I used Paul's formula for the answer here.
$$(t+1)u_t=u_{xx}$$Assuming a separable solution, we let $u(x,t)=F(x)G(t)$ so $u_t=F(x)G'(t),u_{xx}=F''(x)G(t)$ thus:$$(t+1)F(x)G'(t)=F''(x)G(t)\\(t+1)\frac{G'(t)}{G(t)}=\frac{F''(x)}{F(x)}=-\lambda^2\\G'(t)+\frac{\lambda^2}{t+1}G(t)=0\\F''(x)+\lambda^2 F(x)=0$$Clearly $F(x)=C_1\cos\lambda x+C_2\sin\lambda x$. To determine $G'(t)$ observe we can multiply by $\mu=\exp\left(\lambda^2\int\dfrac1{t+1}\,dt\right)=(t+1)^{\lambda^2}$ giving us:$$G(t)=\frac{C_3}{(t+1)^{\lambda^2}}$$Given our boundary conditions:$$u(0,t)=u(\pi,t)=0\\u(x,0)=\sin x+7\sin6x$$hence $F(0)=0$ and therefore $C_1=0$ i.e. $F(x)=C_2\sin\lambda x$. The key is to consider that since $F(\pi)=0\Leftrightarrow C_2\sin\lambda x=0$ we have either $C_2=0\Leftrightarrow u(x,t)=0$ or $\sin\lambda\pi=0$ hence $\lambda\in\mathbb{Z}$. Given the infinite number of eigenvalues $\lambda$, we write:$$F(x)=\sum_{\lambda=0}^\infty b_\lambda\sin\lambda x$$and so it follows with $a_\lambda=C_2C_3b_\lambda$ $$u(x,t)=F(x)G(t)=\sum_{\lambda=0}^\infty a_{\lambda}\frac1{(t+1)^{\lambda^2}}\sin\lambda x\\u(x,0)=\sum_{\lambda=0}^\infty a_\lambda\sin\lambda x\\\sin x+7\sin6x=\sum_{\lambda=0}^\infty a_\lambda\sin\lambda x$$By the orthogonality of $\sin\lambda x$ we have $a_1=1,a_6=7$ and other $a_\lambda=0$. Thus our solution is given by$$u(x,t)=\frac1{t+1}\sin x+\frac7{(t+1)^{36}}\sin 6x$$
Wolfram agrees.

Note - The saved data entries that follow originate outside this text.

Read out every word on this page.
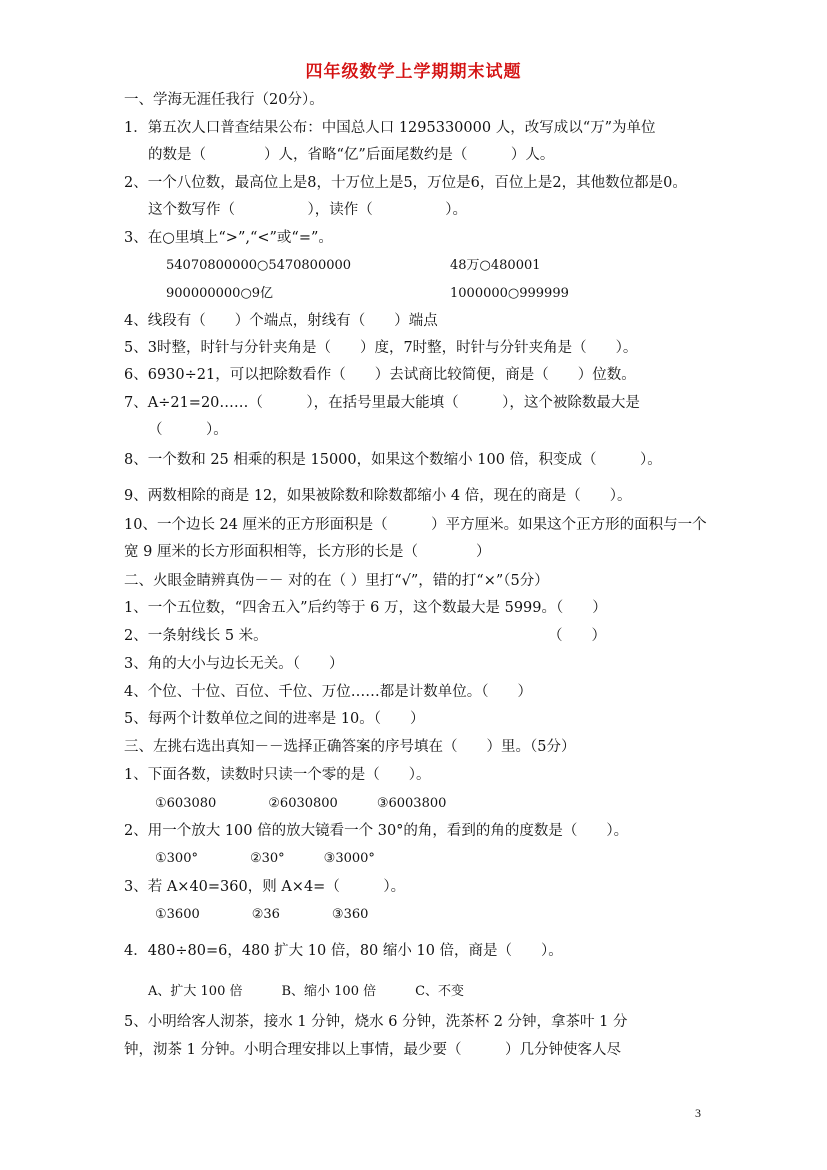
四年级数学上学期期末试题
一、学海无涯任我行（20分）。
1．第五次人口普查结果公布：中国总人口 1295330000 人，改写成以“万”为单位
的数是（　　　　）人，省略“亿”后面尾数约是（　　　）人。
2、一个八位数，最高位上是8，十万位上是5，万位是6，百位上是2，其他数位都是0。
这个数写作（　　　　　），读作（　　　　　）。
3、在○里填上“>”,“<”或“=”。
54070800000○5470800000	48万○480001
900000000○9亿	1000000○999999
4、线段有（　　）个端点，射线有（　　）端点
5、3时整，时针与分针夹角是（　　）度，7时整，时针与分针夹角是（　　）。
6、6930÷21，可以把除数看作（　　）去试商比较简便，商是（　　）位数。
7、A÷21=20……（　　　），在括号里最大能填（　　　），这个被除数最大是
（　　　）。
8、一个数和 25 相乘的积是 15000，如果这个数缩小 100 倍，积变成（　　　）。
9、两数相除的商是 12，如果被除数和除数都缩小 4 倍，现在的商是（　　）。
10、一个边长 24 厘米的正方形面积是（　　　）平方厘米。如果这个正方形的面积与一个
宽 9 厘米的长方形面积相等，长方形的长是（　　　　）
二、火眼金睛辨真伪－－ 对的在（ ）里打“√”，错的打“×”（5分）
1、一个五位数，“四舍五入”后约等于 6 万，这个数最大是 5999。（　　）
2、一条射线长 5 米。	（　　）
3、角的大小与边长无关。（　　）
4、个位、十位、百位、千位、万位……都是计数单位。（　　）
5、每两个计数单位之间的进率是 10。（　　）
三、左挑右选出真知－－选择正确答案的序号填在（　　）里。（5分）
1、下面各数，读数时只读一个零的是（　　）。
①603080　　　　②6030800　　　③6003800
2、用一个放大 100 倍的放大镜看一个 30°的角，看到的角的度数是（　　）。
①300°　　　　②30°　　　③3000°
3、若 A×40=360，则 A×4=（　　　）。
①3600　　　　②36　　　　③360
4．480÷80=6，480 扩大 10 倍，80 缩小 10 倍，商是（　　）。
A、扩大 100 倍　　　B、缩小 100 倍　　　C、不变
5、小明给客人沏茶，接水 1 分钟，烧水 6 分钟，洗茶杯 2 分钟，拿茶叶 1 分
钟，沏茶 1 分钟。小明合理安排以上事情，最少要（　　　）几分钟使客人尽
3
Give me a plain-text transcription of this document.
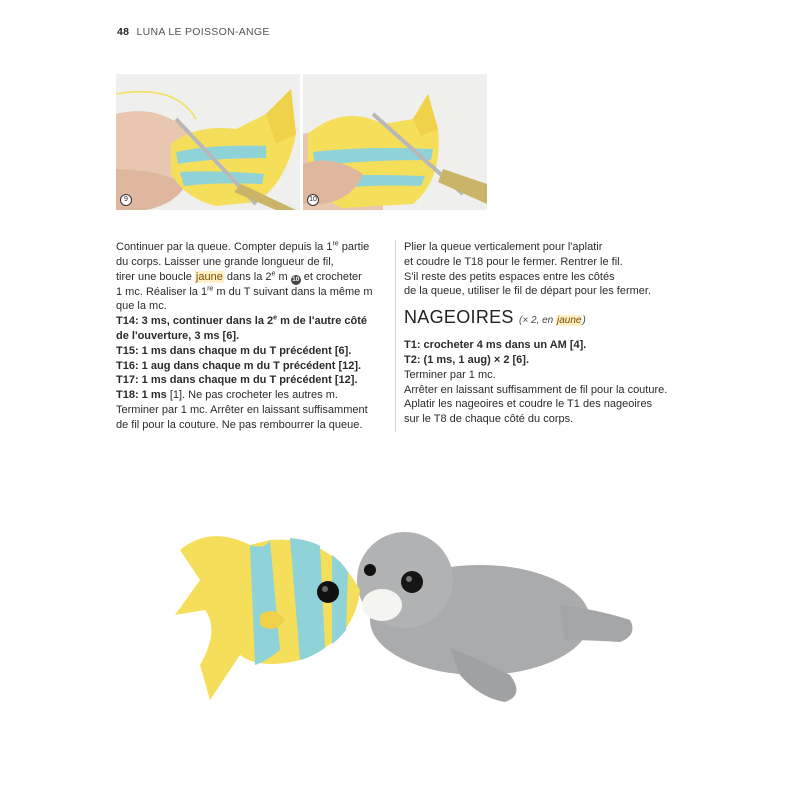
48 LUNA LE POISSON-ANGE
9	10
Continuer par la queue. Compter depuis la 1re partie
du corps. Laisser une grande longueur de fil,
tirer une boucle jaune dans la 2e m 10 et crocheter
1 mc. Réaliser la 1re m du T suivant dans la même m
que la mc.
T14: 3 ms, continuer dans la 2e m de l'autre côté
de l'ouverture, 3 ms [6].
T15: 1 ms dans chaque m du T précédent [6].
T16: 1 aug dans chaque m du T précédent [12].
T17: 1 ms dans chaque m du T précédent [12].
T18: 1 ms [1]. Ne pas crocheter les autres m.
Terminer par 1 mc. Arrêter en laissant suffisamment
de fil pour la couture. Ne pas rembourrer la queue.
Plier la queue verticalement pour l'aplatir
et coudre le T18 pour le fermer. Rentrer le fil.
S'il reste des petits espaces entre les côtés
de la queue, utiliser le fil de départ pour les fermer.
NAGEOIRES (× 2, en jaune)
T1: crocheter 4 ms dans un AM [4].
T2: (1 ms, 1 aug) × 2 [6].
Terminer par 1 mc.
Arrêter en laissant suffisamment de fil pour la couture.
Aplatir les nageoires et coudre le T1 des nageoires
sur le T8 de chaque côté du corps.
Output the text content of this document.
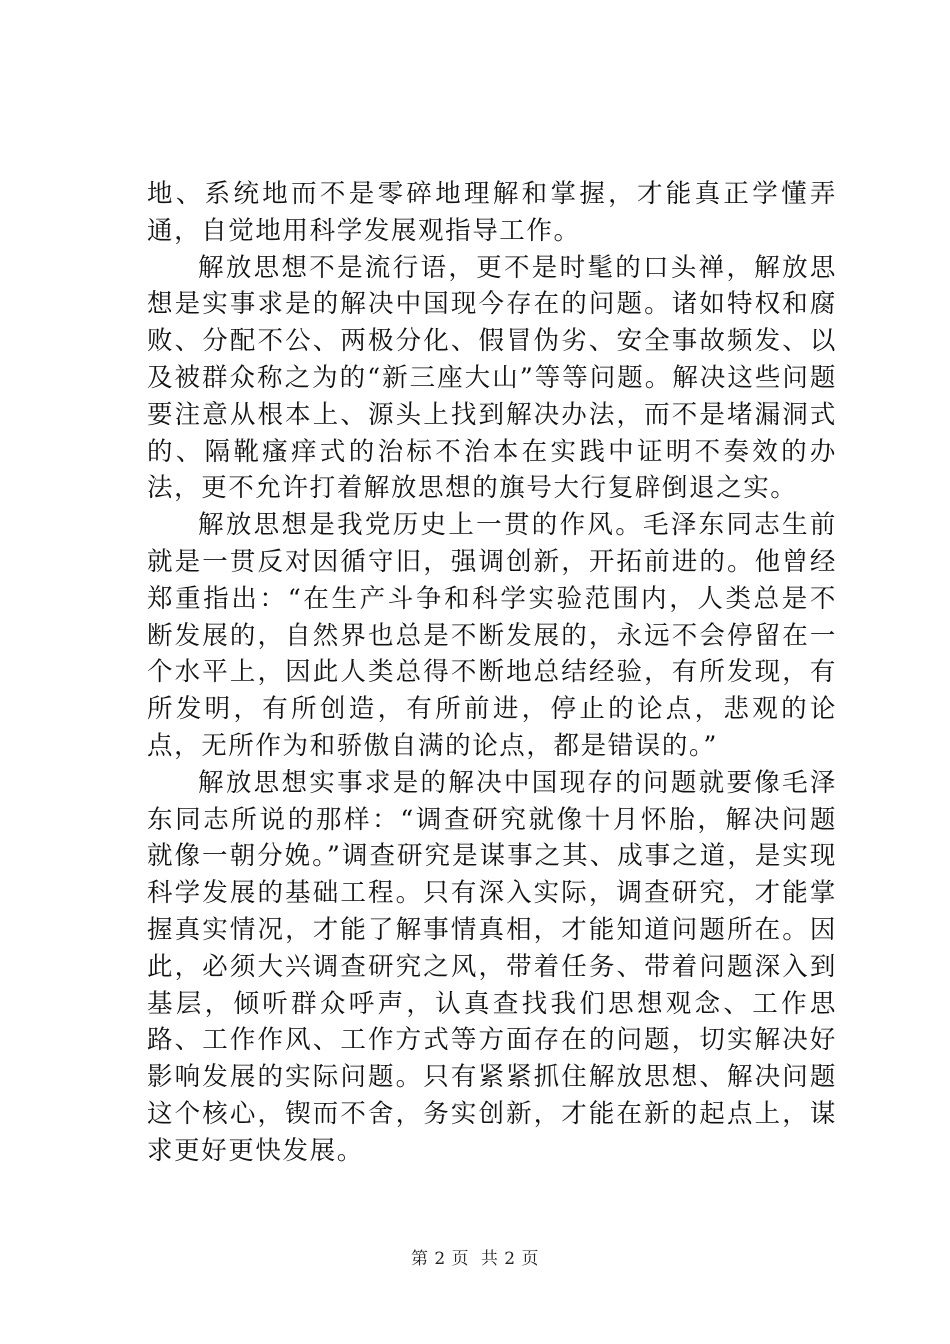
地、系统地而不是零碎地理解和掌握，才能真正学懂弄通，自觉地用科学发展观指导工作。

解放思想不是流行语，更不是时髦的口头禅，解放思想是实事求是的解决中国现今存在的问题。诸如特权和腐败、分配不公、两极分化、假冒伪劣、安全事故频发、以及被群众称之为的“新三座大山”等等问题。解决这些问题要注意从根本上、源头上找到解决办法，而不是堵漏洞式的、隔靴瘙痒式的治标不治本在实践中证明不奏效的办法，更不允许打着解放思想的旗号大行复辟倒退之实。

解放思想是我党历史上一贯的作风。毛泽东同志生前就是一贯反对因循守旧，强调创新，开拓前进的。他曾经郑重指出：“在生产斗争和科学实验范围内，人类总是不断发展的，自然界也总是不断发展的，永远不会停留在一个水平上，因此人类总得不断地总结经验，有所发现，有所发明，有所创造，有所前进，停止的论点，悲观的论点，无所作为和骄傲自满的论点，都是错误的。”

解放思想实事求是的解决中国现存的问题就要像毛泽东同志所说的那样：“调查研究就像十月怀胎，解决问题就像一朝分娩。”调查研究是谋事之其、成事之道，是实现科学发展的基础工程。只有深入实际，调查研究，才能掌握真实情况，才能了解事情真相，才能知道问题所在。因此，必须大兴调查研究之风，带着任务、带着问题深入到基层，倾听群众呼声，认真查找我们思想观念、工作思路、工作作风、工作方式等方面存在的问题，切实解决好影响发展的实际问题。只有紧紧抓住解放思想、解决问题这个核心，锲而不舍，务实创新，才能在新的起点上，谋求更好更快发展。

第 2 页  共 2 页
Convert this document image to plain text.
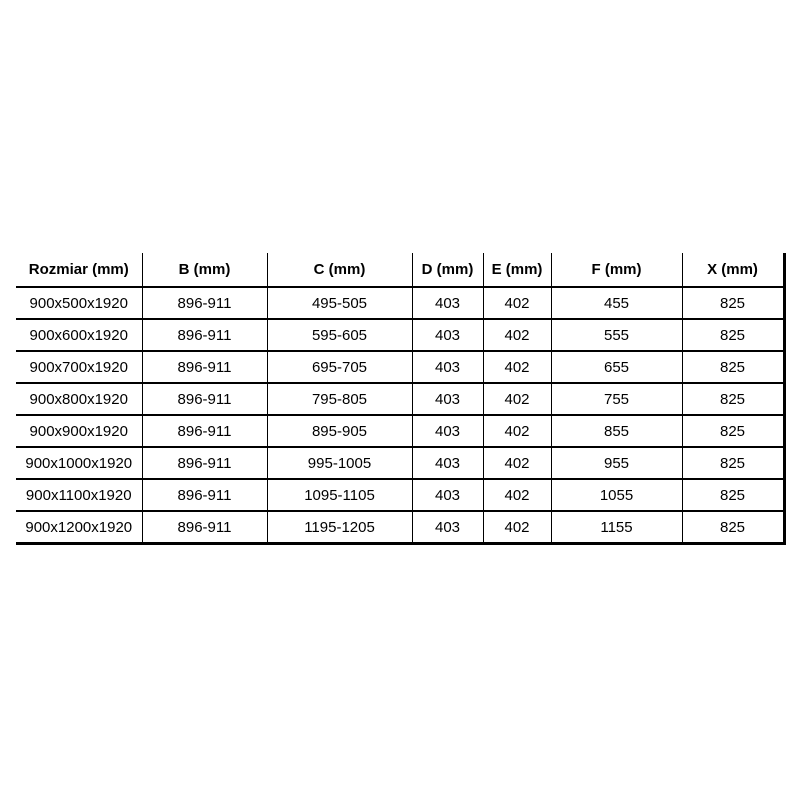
Rozmiar (mm)	B (mm)	C (mm)	D (mm)	E (mm)	F (mm)	X (mm)
900x500x1920	896-911	495-505	403	402	455	825
900x600x1920	896-911	595-605	403	402	555	825
900x700x1920	896-911	695-705	403	402	655	825
900x800x1920	896-911	795-805	403	402	755	825
900x900x1920	896-911	895-905	403	402	855	825
900x1000x1920	896-911	995-1005	403	402	955	825
900x1100x1920	896-911	1095-1105	403	402	1055	825
900x1200x1920	896-911	1195-1205	403	402	1155	825
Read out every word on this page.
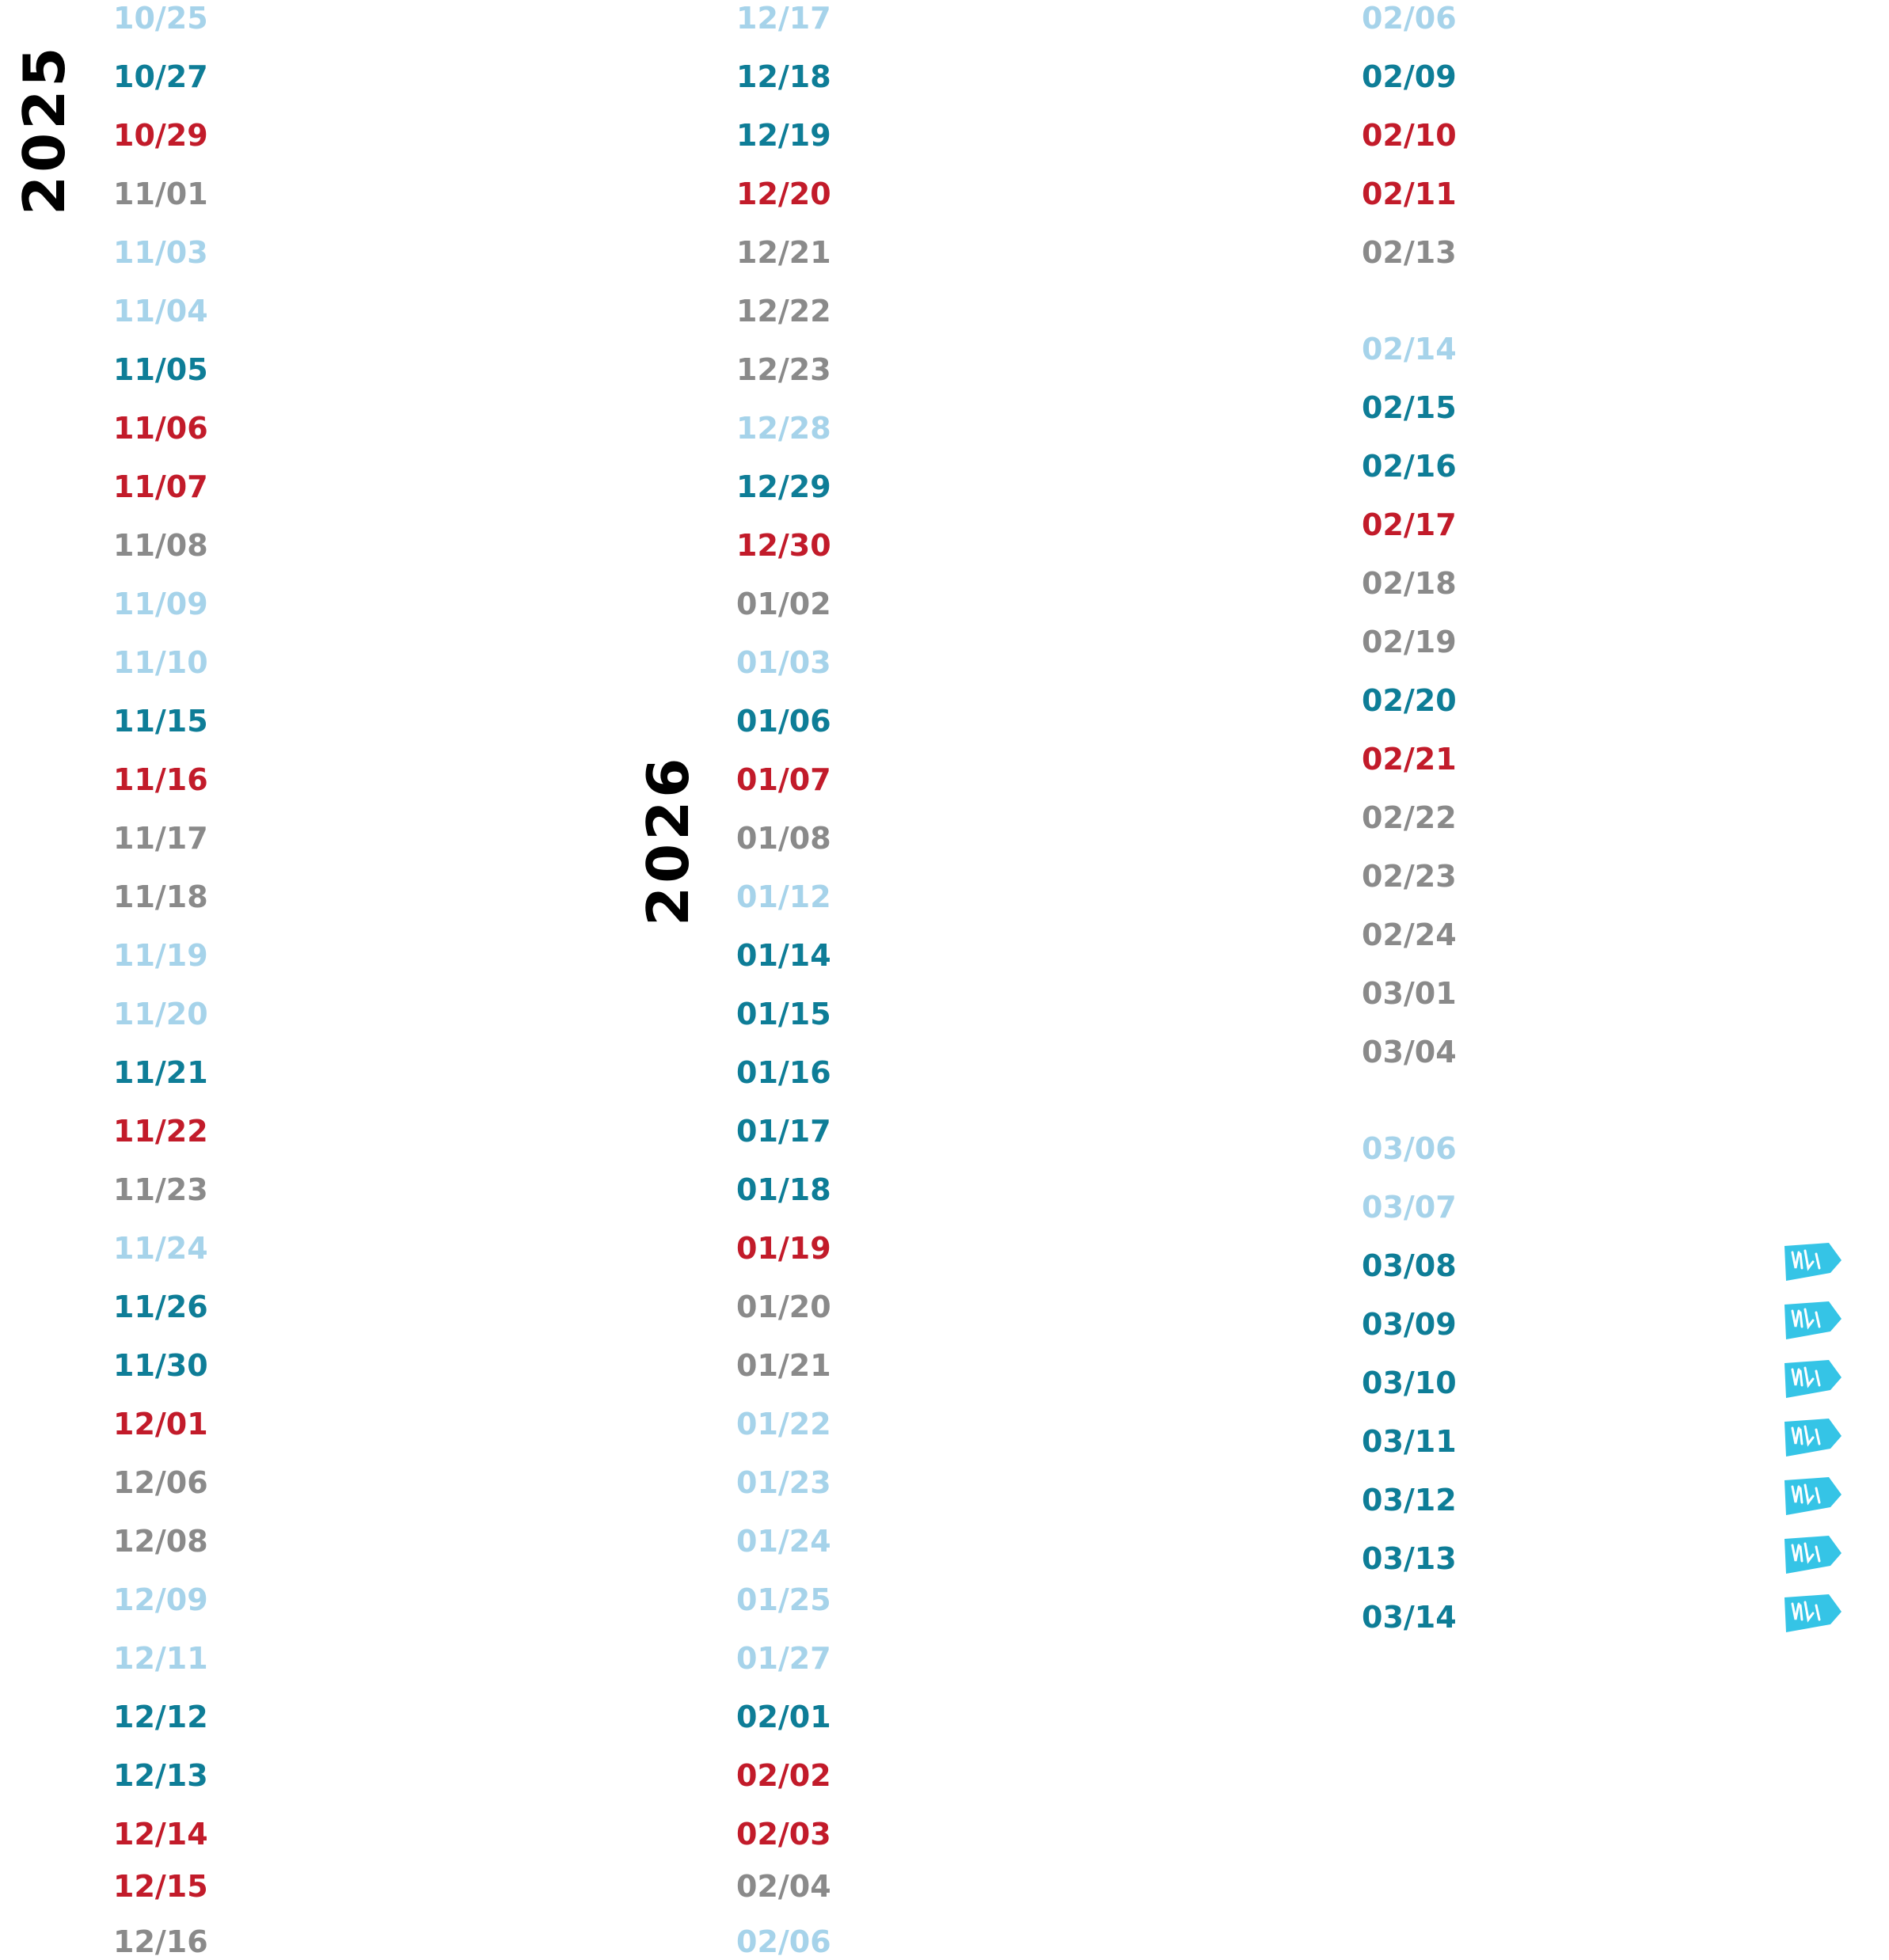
2025
2026
10/25
10/27
10/29
11/01
11/03
11/04
11/05
11/06
11/07
11/08
11/09
11/10
11/15
11/16
11/17
11/18
11/19
11/20
11/21
11/22
11/23
11/24
11/26
11/30
12/01
12/06
12/08
12/09
12/11
12/12
12/13
12/14
12/15
12/16
12/17
12/18
12/19
12/20
12/21
12/22
12/23
12/28
12/29
12/30
01/02
01/03
01/06
01/07
01/08
01/12
01/14
01/15
01/16
01/17
01/18
01/19
01/20
01/21
01/22
01/23
01/24
01/25
01/27
02/01
02/02
02/03
02/04
02/06
02/06
02/09
02/10
02/11
02/13
02/14
02/15
02/16
02/17
02/18
02/19
02/20
02/21
02/22
02/23
02/24
03/01
03/04
03/06
03/07
03/08
03/09
03/10
03/11
03/12
03/13
03/14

Apologies if I left anything unclear -- let me know and I will try to explain further. I suggest reading up on elementary Sturm-Liouville theory.
Solutions which satisfies ${\rm u}\left(0,t\right) = {\rm u}\left(\pi,t\right) = 0$ are of the form $$ {\rm u}\left(x,t\right) = \sum_{n = 0}^{\infty}{\rm A}_{n}\left(t\right)\sin\left(n\pi x\right) $$ where $$ \left(t + 1\right)\,{{\rm d}{\rm A}_{n}\left(t\right) \over {\rm d}t} = -\left(n\pi\right)^{2}{\rm A}_{n}\left(t\right) \quad\Longrightarrow\quad {{\rm d}% \left\lbrack \left(t + 1\right)^{\left(n\pi\right)^{2}}{\rm A}_{n}\left(t\right) \right\rbrack \over {\rm d}t} = 0 $$
with ${\rm A}_{n}\left(0\right) = \delta_{n,1} + 7\delta_{n,6}$. Then
$$ \begin{array}{|c|}\hline\\ \color{#ff0000}{\large\quad{\rm u}\left(x,t\right) = {\sin\left(\pi x\right) \over \left(t + 1\right)^{\pi^{2}}} + 7\,{\sin\left(6\pi x\right) \over \left(t + 1\right)^{36\pi^{2}}}\quad} \\ \\ \hline \end{array} $$
You can use separation of variables technique to solve the pde. So, assuming
$$ u(x,t)=F(x)G(t) $$
results in the two ode's
$$ F''(x)=\lambda F(x),\quad G'(t)=\frac{\lambda}{1+t}G(t). $$
Now, solve the first ode using the boundary conditions $u(0)=u(\pi)=0$. You can follow the technique in my answer for the heat equation.